II Superação do statu quo: soluções propugnadas

Por forma a ultrapassar as entorses detectadas no dia a dia, a apDC, por nosso intermédio, na Conferência Regional realizada por ocasião do seu XXI aniversário, enunciou um conjunto de medidas e formulou propostas como resposta às exigências postuladas.

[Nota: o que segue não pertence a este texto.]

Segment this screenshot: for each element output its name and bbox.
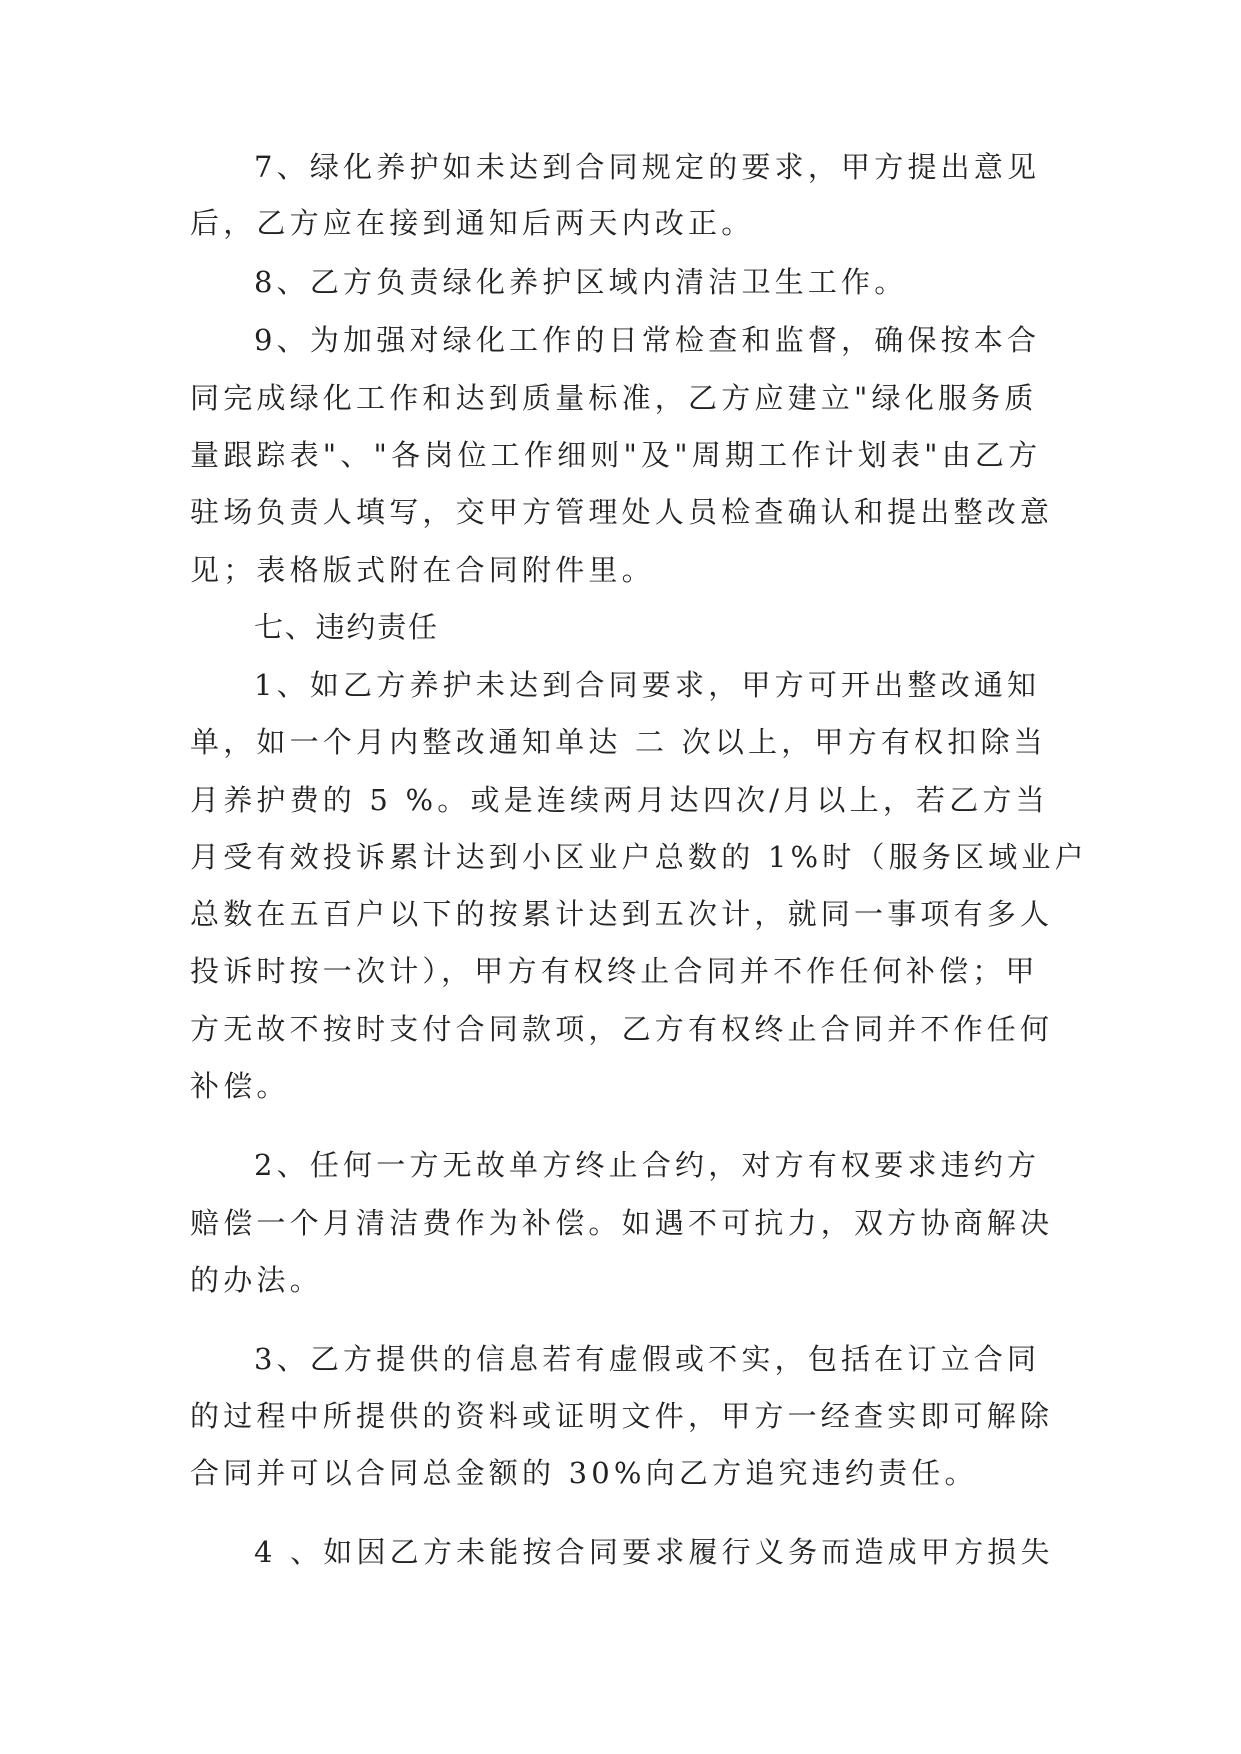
paragraph-line: 7、绿化养护如未达到合同规定的要求，甲方提出意见 xyxy=(254,150,1041,184)
paragraph-line: 赔偿一个月清洁费作为补偿。如遇不可抗力，双方协商解决 xyxy=(190,1206,1054,1240)
paragraph-line: 量跟踪表"、"各岗位工作细则"及"周期工作计划表"由乙方 xyxy=(190,438,1042,472)
paragraph-line: 驻场负责人填写，交甲方管理处人员检查确认和提出整改意 xyxy=(190,495,1054,529)
paragraph-line: 月受有效投诉累计达到小区业户总数的 1%时（服务区域业户 xyxy=(190,840,1088,874)
paragraph-line: 2、任何一方无故单方终止合约，对方有权要求违约方 xyxy=(254,1148,1041,1182)
paragraph-line: 总数在五百户以下的按累计达到五次计，就同一事项有多人 xyxy=(190,897,1054,931)
paragraph-line: 见；表格版式附在合同附件里。 xyxy=(190,553,655,587)
paragraph-line: 单，如一个月内整改通知单达 二 次以上，甲方有权扣除当 xyxy=(190,725,1047,759)
paragraph-line: 9、为加强对绿化工作的日常检查和监督，确保按本合 xyxy=(254,323,1041,357)
paragraph-line: 的办法。 xyxy=(190,1263,323,1297)
paragraph-line: 8、乙方负责绿化养护区域内清洁卫生工作。 xyxy=(254,265,908,299)
paragraph-line: 4 、如因乙方未能按合同要求履行义务而造成甲方损失 xyxy=(254,1535,1054,1569)
paragraph-line: 同完成绿化工作和达到质量标准，乙方应建立"绿化服务质 xyxy=(190,381,1038,415)
paragraph-line: 后，乙方应在接到通知后两天内改正。 xyxy=(190,206,755,240)
paragraph-line: 3、乙方提供的信息若有虚假或不实，包括在订立合同 xyxy=(254,1342,1041,1376)
paragraph-line: 月养护费的 5 %。或是连续两月达四次/月以上，若乙方当 xyxy=(190,783,1049,817)
paragraph-line: 方无故不按时支付合同款项，乙方有权终止合同并不作任何 xyxy=(190,1012,1054,1046)
paragraph-line: 的过程中所提供的资料或证明文件，甲方一经查实即可解除 xyxy=(190,1399,1054,1433)
paragraph-line: 合同并可以合同总金额的 30%向乙方追究违约责任。 xyxy=(190,1456,978,1490)
paragraph-line: 投诉时按一次计），甲方有权终止合同并不作任何补偿；甲 xyxy=(190,954,1039,988)
section-heading: 七、违约责任 xyxy=(254,610,439,644)
paragraph-line: 1、如乙方养护未达到合同要求，甲方可开出整改通知 xyxy=(254,668,1041,702)
paragraph-line: 补偿。 xyxy=(190,1069,290,1103)
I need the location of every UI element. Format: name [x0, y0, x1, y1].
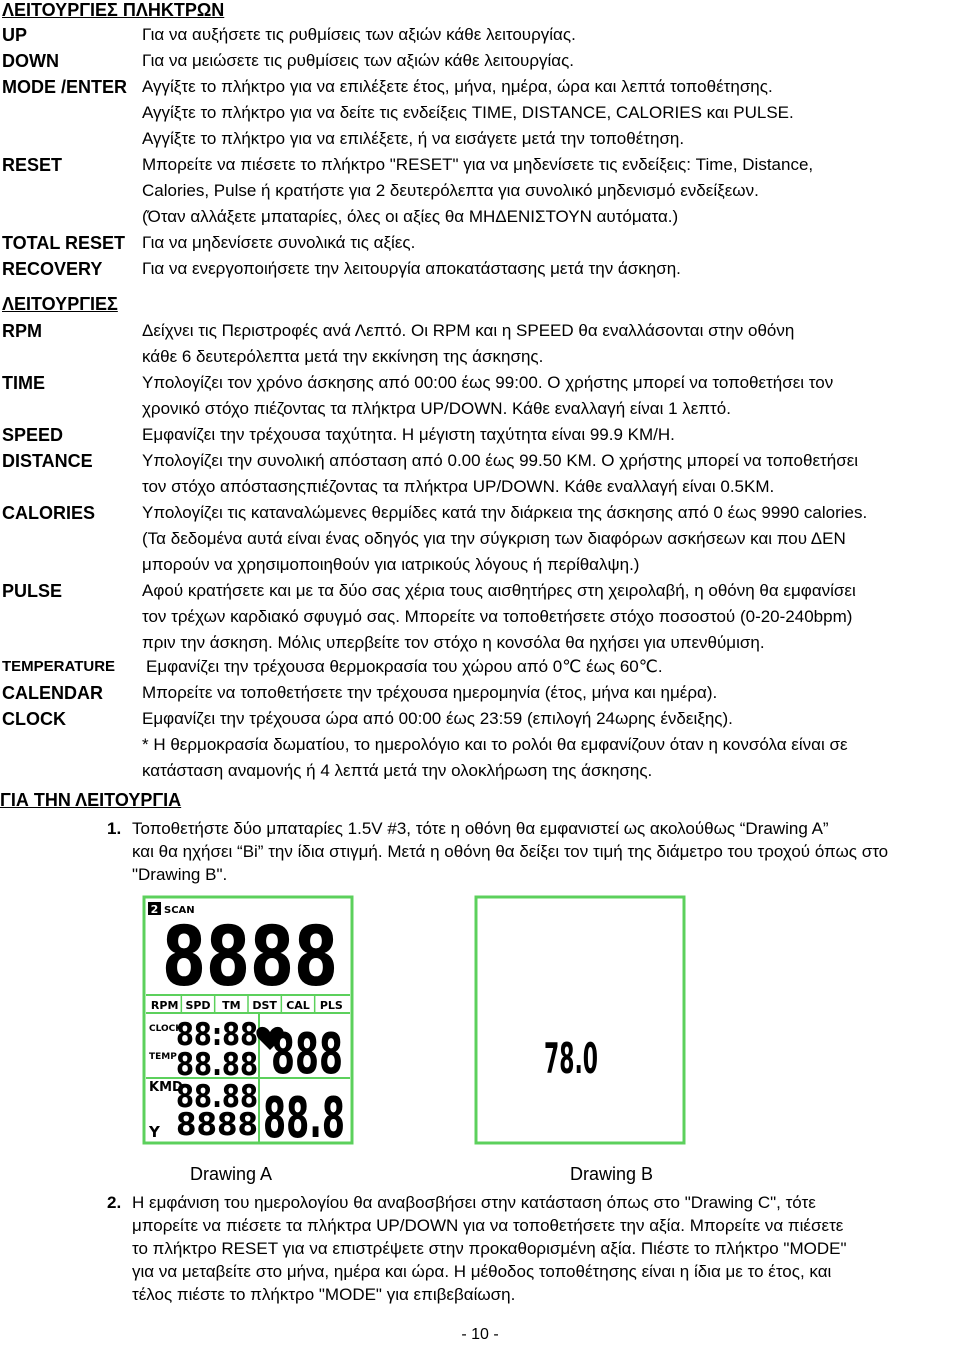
svg-text:88.88: 88.88	[176, 1079, 258, 1115]
svg-text:2: 2	[150, 903, 159, 916]
key-desc: Για να ενεργοποιήσετε την λειτουργία αποκατάστασης μετά την άσκηση.	[142, 259, 681, 278]
function-term: DISTANCE	[2, 451, 93, 471]
right-bottom-digits: 88.8	[263, 1086, 345, 1145]
svg-text:KMD: KMD	[149, 1080, 183, 1095]
lcd-tab-spd: SPD	[185, 999, 211, 1012]
function-desc: Εμφανίζει την τρέχουσα ταχύτητα. Η μέγιστη ταχύτητα είναι 99.9 KM/H.	[142, 425, 675, 444]
function-term: CALORIES	[2, 503, 96, 523]
svg-text:TEMP: TEMP	[149, 1052, 177, 1062]
function-desc: Υπολογίζει τον χρόνο άσκησης από 00:00 έως 99:00. Ο χρήστης μπορεί να τοποθετήσει τον χρονικό στόχο πιέζοντας τα πλήκτρα UP/DOWN. Κάθε εναλλαγή είναι 1 λεπτό.	[142, 373, 834, 418]
function-desc: Υπολογίζει τις καταναλώμενες θερμίδες κατά την διάρκεια της άσκησης από 0 έως 9990 calories. (Τα δεδομένα αυτά είναι ένας οδηγός για την σύγκριση των διαφόρων ασκήσεων και που ΔΕΝ μπορούν να χρησιμοποιηθούν για ιατρικούς λόγους ή περίθαλψη.)	[142, 503, 868, 574]
function-desc: Δείχνει τις Περιστροφές ανά Λεπτό. Οι RPM και η SPEED θα εναλλάσονται στην οθόνη κάθε 6 δευτερόλεπτα μετά την εκκίνηση της άσκησης.	[142, 321, 795, 366]
key-desc: Για να μειώσετε τις ρυθμίσεις των αξιών κάθε λειτουργίας.	[142, 51, 575, 70]
big-digits: 8888	[162, 910, 338, 1005]
page-number: - 10 -	[461, 1326, 499, 1343]
step-1-number: 1.	[107, 819, 122, 838]
key-desc: Αγγίξτε το πλήκτρο για να επιλέξετε έτος, μήνα, ημέρα, ώρα και λεπτά τοποθέτησης. Αγγίξτε το πλήκτρο για να δείτε τις ενδείξεις TIME, DISTANCE, CALORIES και PULSE. Αγγίξτε το πλήκτρο για να επιλέξετε, ή να εισάγετε μετά την τοποθέτηση.	[142, 77, 794, 148]
svg-text:8888: 8888	[176, 1107, 258, 1143]
operation-heading: ΓΙΑ ΤΗΝ ΛΕΙΤΟΥΡΓΙΑ	[0, 790, 182, 810]
function-term: CALENDAR	[2, 683, 103, 703]
drawing-b-lcd	[474, 895, 686, 1145]
function-term: SPEED	[2, 425, 64, 445]
function-term: RPM	[2, 321, 42, 341]
key-term: MODE /ENTER	[2, 77, 128, 97]
function-desc: Υπολογίζει την συνολική απόσταση από 0.00 έως 99.50 KM. Ο χρήστης μπορεί να τοποθετήσει τον στόχο απόστασηςπιέζοντας τα πλήκτρα UP/DOWN. Κάθε εναλλαγή είναι 0.5KM.	[142, 451, 859, 496]
key-term: RECOVERY	[2, 259, 103, 279]
key-term: DOWN	[2, 51, 59, 71]
key-desc: Για να μηδενίσετε συνολικά τις αξίες.	[142, 233, 416, 252]
svg-text:88.88: 88.88	[176, 1047, 258, 1083]
svg-text:CLOCK: CLOCK	[149, 1024, 183, 1034]
function-term: TIME	[2, 373, 45, 393]
key-desc: Για να αυξήσετε τις ρυθμίσεις των αξιών κάθε λειτουργίας.	[142, 25, 576, 44]
lcd-tab-rpm: RPM	[150, 999, 179, 1012]
step-1-text: Τοποθετήστε δύο μπαταρίες 1.5V #3, τότε η οθόνη θα εμφανιστεί ως ακολούθως “Drawing A” και θα ηχήσει “Bi” την ίδια στιγμή. Μετά η οθόνη θα δείξει τον τιμή της διάμετρο του τροχού όπως στο "Drawing B".	[132, 819, 889, 884]
right-top-digits: 888	[271, 1022, 343, 1087]
lcd-tab-tm: TM	[222, 999, 241, 1012]
drawing-a-caption: Drawing A	[190, 1164, 273, 1184]
svg-text:SCAN: SCAN	[164, 905, 195, 916]
svg-text:88:88: 88:88	[176, 1017, 258, 1053]
function-term: TEMPERATURE	[2, 658, 116, 675]
function-desc: Εμφανίζει την τρέχουσα θερμοκρασία του χώρου από 0℃ έως 60℃.	[146, 657, 663, 676]
lcd-tab-cal: CAL	[286, 999, 310, 1012]
function-desc: Αφού κρατήσετε και με τα δύο σας χέρια τους αισθητήρες στη χειρολαβή, η οθόνη θα εμφανίσει τον τρέχων καρδιακό σφυγμό σας. Μπορείτε να τοποθετήσετε στόχο ποσοστού (0-20-240bpm) πριν την άσκηση. Μόλις υπερβείτε τον στόχο η κονσόλα θα ηχήσει για υπενθύμιση.	[142, 581, 856, 652]
function-desc: Μπορείτε να τοποθετήσετε την τρέχουσα ημερομηνία (έτος, μήνα και ημέρα).	[142, 683, 718, 702]
function-term: CLOCK	[2, 709, 66, 729]
step-2-number: 2.	[107, 1193, 122, 1212]
key-desc: Μπορείτε να πιέσετε το πλήκτρο "RESET" για να μηδενίσετε τις ενδείξεις: Time, Distance, Calories, Pulse ή κρατήστε για 2 δευτερόλεπτα για συνολικό μηδενισμό ενδείξεων. (Όταν αλλάξετε μπαταρίες, όλες οι αξίες θα ΜΗΔΕΝΙΣΤΟΥΝ αυτόματα.)	[142, 155, 814, 226]
drawing-b-caption: Drawing B	[570, 1164, 654, 1184]
functions-heading: ΛΕΙΤΟΥΡΓΙΕΣ	[2, 294, 118, 314]
function-term: PULSE	[2, 581, 63, 601]
key-term: RESET	[2, 155, 63, 175]
drawing-a-lcd	[142, 895, 354, 1145]
svg-text:Y: Y	[149, 1123, 160, 1141]
wheel-diameter-value: 78.0	[544, 1034, 598, 1083]
key-term: UP	[2, 25, 28, 45]
step-2-text: Η εμφάνιση του ημερολογίου θα αναβοσβήσει στην κατάσταση όπως στο "Drawing C", τότε μπορείτε να πιέσετε τα πλήκτρα UP/DOWN για να τοποθετήσετε την αξία. Μπορείτε να πιέσετε το πλήκτρο RESET για να επιστρέψετε στην προκαθορισμένη αξία. Πιέστε το πλήκτρο "MODE" για να μεταβείτε στο μήνα, ημέρα και ώρα. Η μέθοδος τοποθέτησης είναι η ίδια με το έτος, και τέλος πιέστε το πλήκτρο "MODE" για επιβεβαίωση.	[132, 1193, 847, 1304]
lcd-tab-dst: DST	[252, 999, 277, 1012]
lcd-tab-pls: PLS	[319, 999, 343, 1012]
function-desc: Εμφανίζει την τρέχουσα ώρα από 00:00 έως 23:59 (επιλογή 24ωρης ένδειξης). * Η θερμοκρασία δωματίου, το ημερολόγιο και το ρολόι θα εμφανίζουν όταν η κονσόλα είναι σε κατάσταση αναμονής ή 4 λεπτά μετά την ολοκλήρωση της άσκησης.	[142, 709, 848, 780]
key-term: TOTAL RESET	[2, 233, 126, 253]
keys-heading: ΛΕΙΤΟΥΡΓΙΕΣ ΠΛΗΚΤΡΩΝ	[2, 0, 225, 20]
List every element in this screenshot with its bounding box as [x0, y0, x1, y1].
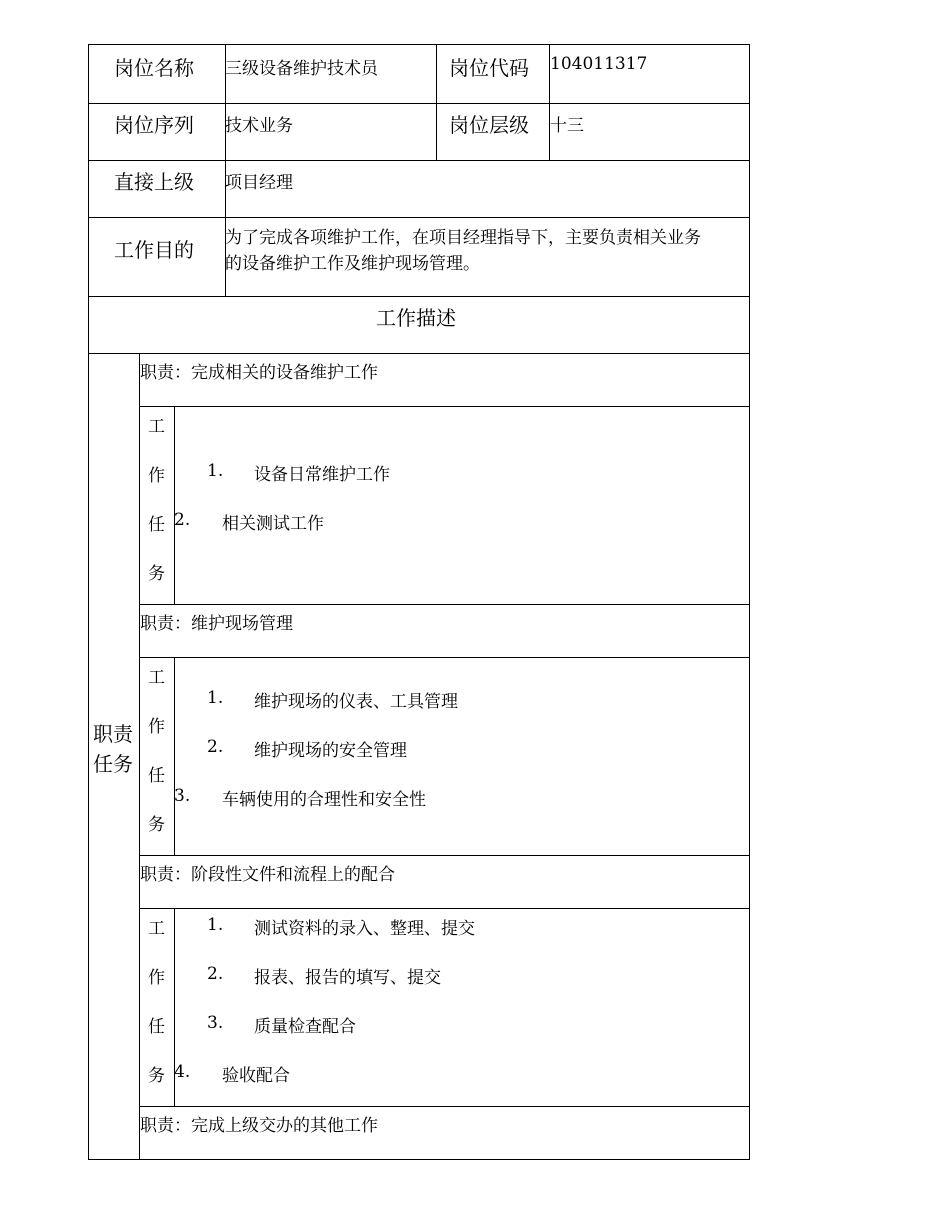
- duty-title: 职责：完成上级交办的其他工作: [140, 1116, 378, 1136]
- task-label-char: 任: [148, 515, 165, 535]
- post-series-label: 岗位序列: [114, 113, 194, 137]
- table-border-left: [88, 44, 89, 1160]
- row-divider: [139, 657, 750, 658]
- purpose-label: 工作目的: [114, 238, 194, 262]
- superior-value: 项目经理: [225, 173, 293, 193]
- task-number: 2.: [174, 510, 191, 530]
- task-number: 3.: [174, 786, 191, 806]
- task-label-char: 任: [148, 1017, 165, 1037]
- post-code-label: 岗位代码: [449, 56, 529, 80]
- row-divider: [139, 406, 750, 407]
- task-number: 3.: [207, 1013, 224, 1033]
- row-divider: [139, 855, 750, 856]
- task-number: 1.: [207, 915, 224, 935]
- row-divider: [88, 217, 750, 218]
- section-label-line2: 任务: [93, 752, 133, 776]
- task-label-char: 作: [148, 717, 165, 737]
- post-level-label: 岗位层级: [449, 113, 529, 137]
- col-divider: [174, 406, 175, 605]
- task-label-char: 作: [148, 466, 165, 486]
- col-divider: [174, 657, 175, 856]
- table-border-bottom: [88, 1159, 750, 1160]
- purpose-text-line1: 为了完成各项维护工作，在项目经理指导下，主要负责相关业务: [225, 228, 701, 248]
- table-border-top: [88, 44, 750, 45]
- task-text: 质量检查配合: [254, 1017, 356, 1037]
- duty-title: 职责：维护现场管理: [140, 614, 293, 634]
- task-text: 维护现场的安全管理: [254, 741, 407, 761]
- task-label-char: 工: [148, 668, 165, 688]
- task-label-char: 工: [148, 417, 165, 437]
- post-level-value: 十三: [550, 116, 584, 136]
- task-number: 1.: [207, 461, 224, 481]
- task-number: 4.: [174, 1062, 191, 1082]
- post-name-value: 三级设备维护技术员: [225, 59, 378, 79]
- post-code-value: 104011317: [550, 54, 648, 74]
- task-text: 相关测试工作: [222, 514, 324, 534]
- task-label-char: 任: [148, 766, 165, 786]
- row-divider: [88, 353, 750, 354]
- table-border-right: [749, 44, 750, 1160]
- task-text: 报表、报告的填写、提交: [254, 968, 441, 988]
- row-divider: [139, 908, 750, 909]
- task-number: 2.: [207, 964, 224, 984]
- task-text: 维护现场的仪表、工具管理: [254, 692, 458, 712]
- task-text: 车辆使用的合理性和安全性: [222, 790, 426, 810]
- task-label-char: 务: [148, 815, 165, 835]
- task-text: 设备日常维护工作: [254, 465, 390, 485]
- row-divider: [88, 160, 750, 161]
- task-number: 1.: [207, 688, 224, 708]
- row-divider: [139, 1106, 750, 1107]
- task-text: 验收配合: [222, 1066, 290, 1086]
- duty-title: 职责：完成相关的设备维护工作: [140, 363, 378, 383]
- task-number: 2.: [207, 737, 224, 757]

Ei-las, no plano funcional:

1. Formação dos auditores de justiça

Instante necessidade de prover à formação dos auditores de justiça, como à formação continuada dos magistrados judiciais e do Ministério Público, voltada para os direitos e interesses transindividuais, com a modelação dos mecanismos tanto materiais como processuais em vista de uma intervenção adequada ante a factualidade subsistente.

2. Bibliografia

Dotação de obras da especialidade a fundos bibliográficos adjacentes às estruturas judiciais de molde a tornarem-se acessíveis aos magistrados em exercício de funções.

3. Coordenação da atividade funcional dos magistrados do Ministério Público

Definição de uma metodologia adequada à coordenação da atividade dos magistrados do Ministério Público dispersos pelo território nacional de molde a conseguir-se uma uniformidade de critérios e procedimentos, que não a algo de desregrado, descompassado e desconexo.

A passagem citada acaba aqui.